Scouting for Food has been a yearly community service project for the Mecklenburg Council of Boy Scouts for 20 years. Pace said his troop has been a participant since the beginning.
Beverly Howard, executive director of Loaves & Fishes, said she thinks the healthy competition between troops encourages the boys to gather more food.
"And in the end, it really benefits all the people in our community who are in need," Howard said.
The boys' efforts do not go unnoticed. Howard said Loaves & Fishes is truly appreciative, and she believes these young men are the hope of the future.
"If we can get boys at this age to learn the importance of giving, it will carry over with them to adulthood," she said.
Bryant Cornett, 17, who is Troop 118's assistant senior patrol leader, is a bit surprised at the attention paid to the project. He points out that, as with all service projects they do, the organization is delegated by the boys themselves.
"For us, it's such a normal thing to do, and it's not hard. If you get a bunch of people together, you can get a lot accomplished," he said.
Matt Anderson agrees. The 18-year-old senior patrol leader, a seasoned participant with seven years of involvement under his belt, said he takes bags to his neighbors in Sardis Forest and puts them on their front door handle.
"I covered three streets in my neighborhood with about 75 bags and I got back about 50 percent," said Anderson.
"I had to share my neighborhood with another guy in the troop who lives in my neighborhood," said Cornett of his Robinson Woods subdivision.
In the tradition of Scouting, the boys worked out a plan whereby each one covered one side of the street.
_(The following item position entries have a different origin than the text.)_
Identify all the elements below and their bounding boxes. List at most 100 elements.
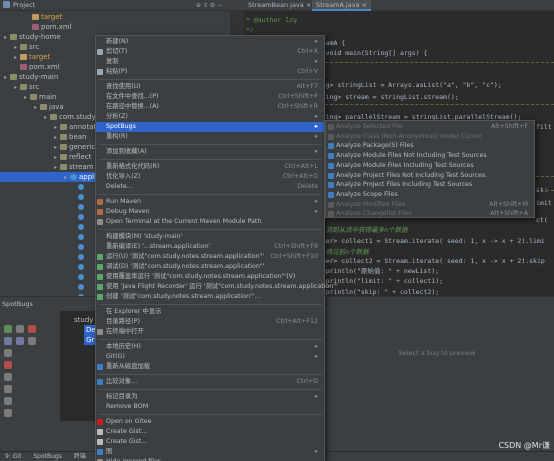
menu-item[interactable]: 在终端中打开 — [96, 327, 324, 337]
submenu-arrow-icon: ▸ — [314, 393, 318, 400]
menu-item[interactable]: 比较对象... Ctrl+D — [96, 377, 324, 387]
import-icon[interactable] — [4, 385, 12, 393]
menu-item[interactable]: Hide ignored files — [96, 457, 324, 461]
submenu-item[interactable]: Analyze Package(S) Files — [326, 141, 534, 151]
menu-shortcut: Alt+Shift+M — [489, 200, 528, 208]
clear-icon[interactable] — [4, 361, 12, 369]
menu-item[interactable]: Open on Gitee — [96, 417, 324, 427]
ide-window: Project ⊕ ⇕ ⚙ − target pom.xml ▸ study-home… — [0, 0, 554, 461]
menu-item[interactable]: 在 Explorer 中显示 — [96, 307, 324, 317]
status-git[interactable]: 9: Git — [0, 452, 26, 461]
menu-item[interactable]: 图 ▸ — [96, 447, 324, 457]
code-line[interactable]: tring> stringList = Arrays.asList("a", "… — [310, 80, 502, 90]
menu-item[interactable]: 使用覆盖率运行 '测试"com.study.notes.stream.appli… — [96, 272, 324, 282]
menu-separator — [98, 389, 322, 390]
java-class-icon[interactable] — [78, 214, 84, 220]
java-class-icon[interactable] — [78, 224, 84, 230]
menu-item[interactable]: Create Gist... — [96, 427, 324, 437]
settings-icon[interactable] — [4, 397, 12, 405]
status-spotbugs[interactable]: SpotBugs — [28, 452, 67, 461]
menu-item[interactable]: Debug Maven ▸ — [96, 207, 324, 217]
menu-item[interactable]: 在文件中查找...(P) Ctrl+Shift+F — [96, 92, 324, 102]
tree-row[interactable]: target — [0, 12, 230, 22]
search-icon[interactable] — [28, 337, 36, 345]
menu-item[interactable]: 使用 'Java Flight Recorder' 运行 '测试"com.stu… — [96, 282, 338, 292]
java-class-icon[interactable] — [78, 184, 84, 190]
code-line[interactable]: <String> stream = stringList.stream(); — [310, 92, 459, 102]
submenu-item[interactable]: Analyze Module Files Including Test Sour… — [326, 161, 534, 171]
java-class-icon[interactable] — [78, 204, 84, 210]
menu-item[interactable]: Git(G) ▸ — [96, 352, 324, 362]
code-line[interactable]: nteger> collect1 = Stream.iterate( seed:… — [310, 236, 545, 246]
results-root[interactable]: study — [74, 315, 93, 325]
filter-icon[interactable] — [16, 325, 24, 333]
code-line[interactable]: * @author lzq — [246, 15, 297, 25]
java-class-icon[interactable] — [78, 284, 84, 290]
stop-icon[interactable] — [28, 325, 36, 333]
menu-item[interactable]: Create Gist... — [96, 437, 324, 447]
submenu-item-label: Analyze Module Files Including Test Sour… — [336, 161, 474, 169]
menu-item[interactable]: 重新格式化代码(R) Ctrl+Alt+L — [96, 162, 324, 172]
menu-item[interactable]: 添加到收藏(A) ▸ — [96, 147, 324, 157]
menu-item[interactable]: 查找使用(U) Alt+F7 — [96, 82, 324, 92]
menu-item[interactable]: 本地历史(H) ▸ — [96, 342, 324, 352]
menu-item[interactable]: 调试(D) '测试"com.study.notes.stream.applica… — [96, 262, 324, 272]
submenu-item[interactable]: Analyze Selected File Alt+Shift+F — [326, 122, 534, 132]
submenu-item[interactable]: Analyze Module Files Not Including Test … — [326, 151, 534, 161]
java-class-icon[interactable] — [78, 244, 84, 250]
menu-item[interactable]: 粘贴(P) Ctrl+V — [96, 67, 324, 77]
menu-item[interactable]: 新建(N) ▸ — [96, 37, 324, 47]
group-icon[interactable] — [4, 349, 12, 357]
tab-label: StreamBean.java — [248, 1, 304, 9]
submenu-item[interactable]: Analyze Scope Files — [326, 190, 534, 200]
menu-item[interactable]: Delete... Delete — [96, 182, 324, 192]
code-line[interactable]: tic void main(String[] args) { — [310, 48, 427, 58]
menu-item[interactable]: 重新从磁盘加载 — [96, 362, 324, 372]
expand-icon[interactable] — [4, 337, 12, 345]
menu-item[interactable]: 复制 ▸ — [96, 57, 324, 67]
menu-item[interactable]: 重新编译(E) '...stream.application' Ctrl+Shif… — [96, 242, 324, 252]
menu-item[interactable]: 分析(Z) ▸ — [96, 112, 324, 122]
export-icon[interactable] — [4, 373, 12, 381]
menu-item[interactable]: 创建 '测试"com.study.notes.stream.applicatio… — [96, 292, 324, 302]
package-icon — [60, 144, 67, 150]
tree-row[interactable]: pom.xml — [0, 22, 230, 32]
create-icon — [97, 294, 103, 300]
java-class-icon[interactable] — [78, 274, 84, 280]
code-line[interactable]: out.println("原始值: " + newList); — [310, 266, 439, 276]
menu-item[interactable]: 剪切(T) Ctrl+X — [96, 47, 324, 57]
submenu-item[interactable]: Analyze Project Files Including Test Sou… — [326, 180, 534, 190]
menu-item[interactable]: SpotBugs ▸ — [96, 122, 324, 132]
collapse-icon[interactable] — [16, 337, 24, 345]
tab-streambean[interactable]: StreamBean.java × — [244, 0, 315, 11]
menu-item[interactable]: 重构(R) ▸ — [96, 132, 324, 142]
menu-item[interactable]: 目录路径(P) Ctrl+Alt+F12 — [96, 317, 324, 327]
run-analysis-icon[interactable] — [4, 325, 12, 333]
menu-item[interactable]: 运行(U) '测试"com.study.notes.stream.applica… — [96, 252, 324, 262]
panel-toolbar-icons[interactable]: ⊕ ⇕ ⚙ − — [196, 0, 222, 11]
menu-item[interactable]: Open Terminal at the Current Maven Modul… — [96, 217, 324, 227]
submenu-item[interactable]: Analyze Modified Files Alt+Shift+M — [326, 200, 534, 210]
submenu-item[interactable]: Analyze Changelist Files Alt+Shift+A — [326, 209, 534, 219]
code-line[interactable]: nteger> collect2 = Stream.iterate( seed:… — [310, 256, 545, 266]
submenu-item[interactable]: Analyze Project Files Not Including Test… — [326, 171, 534, 181]
menu-item[interactable]: 标记目录为 ▸ — [96, 392, 324, 402]
menu-item[interactable]: 优化导入(Z) Ctrl+Alt+O — [96, 172, 324, 182]
java-class-icon[interactable] — [78, 194, 84, 200]
java-class-icon[interactable] — [78, 234, 84, 240]
menu-item[interactable]: 在路径中替换...(A) Ctrl+Shift+R — [96, 102, 324, 112]
bug-preview: Select a bug to preview — [320, 311, 554, 451]
code-line[interactable]: */ — [246, 25, 254, 35]
menu-item[interactable]: 构建模块(M) 'study-main' — [96, 232, 324, 242]
project-panel-header[interactable]: Project ⊕ ⇕ ⚙ − — [0, 0, 230, 11]
tab-streama[interactable]: StreamA.java × — [312, 0, 372, 11]
chevron-icon[interactable]: ▸ — [64, 173, 70, 183]
status-terminal[interactable]: 终端 — [69, 452, 91, 461]
java-class-icon[interactable] — [78, 264, 84, 270]
menu-item[interactable]: Remove BOM — [96, 402, 324, 412]
menu-item-label: 本地历史(H) — [106, 343, 141, 350]
java-class-icon[interactable] — [78, 254, 84, 260]
help-icon[interactable] — [4, 409, 12, 417]
submenu-item[interactable]: Analyze Class (Non-Anonymous) Under Curs… — [326, 132, 534, 142]
menu-item[interactable]: Run Maven ▸ — [96, 197, 324, 207]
Cooperation and organization are a few of the important elements that make this project successful each year.
The benchmark set by the senior patrol leaders was for each boy to collect an amount of food that was equal to or greater than their body weight.
"I weigh 145 and I brought in 705 pounds of food," said Anderson. With 88 boys participating, surpassing last year's total seemed achievable.
The two senior patrol leaders, although satisfied with the overall effort of the boys themselves, felt neighborhood donations might have been down a bit this year. They chalked it up to the bad economy.
But any shortfall was made up by relatives, friends and caring folks who came out in droves on a chilly morning to support the project. Troop 118's final tally was 25,156 pounds of food.
Because of Scouting for Food, the boys see firsthand how cooperation can make incredible things happen.
And the folks in Mecklenburg County who will be fed through this project are better off for it.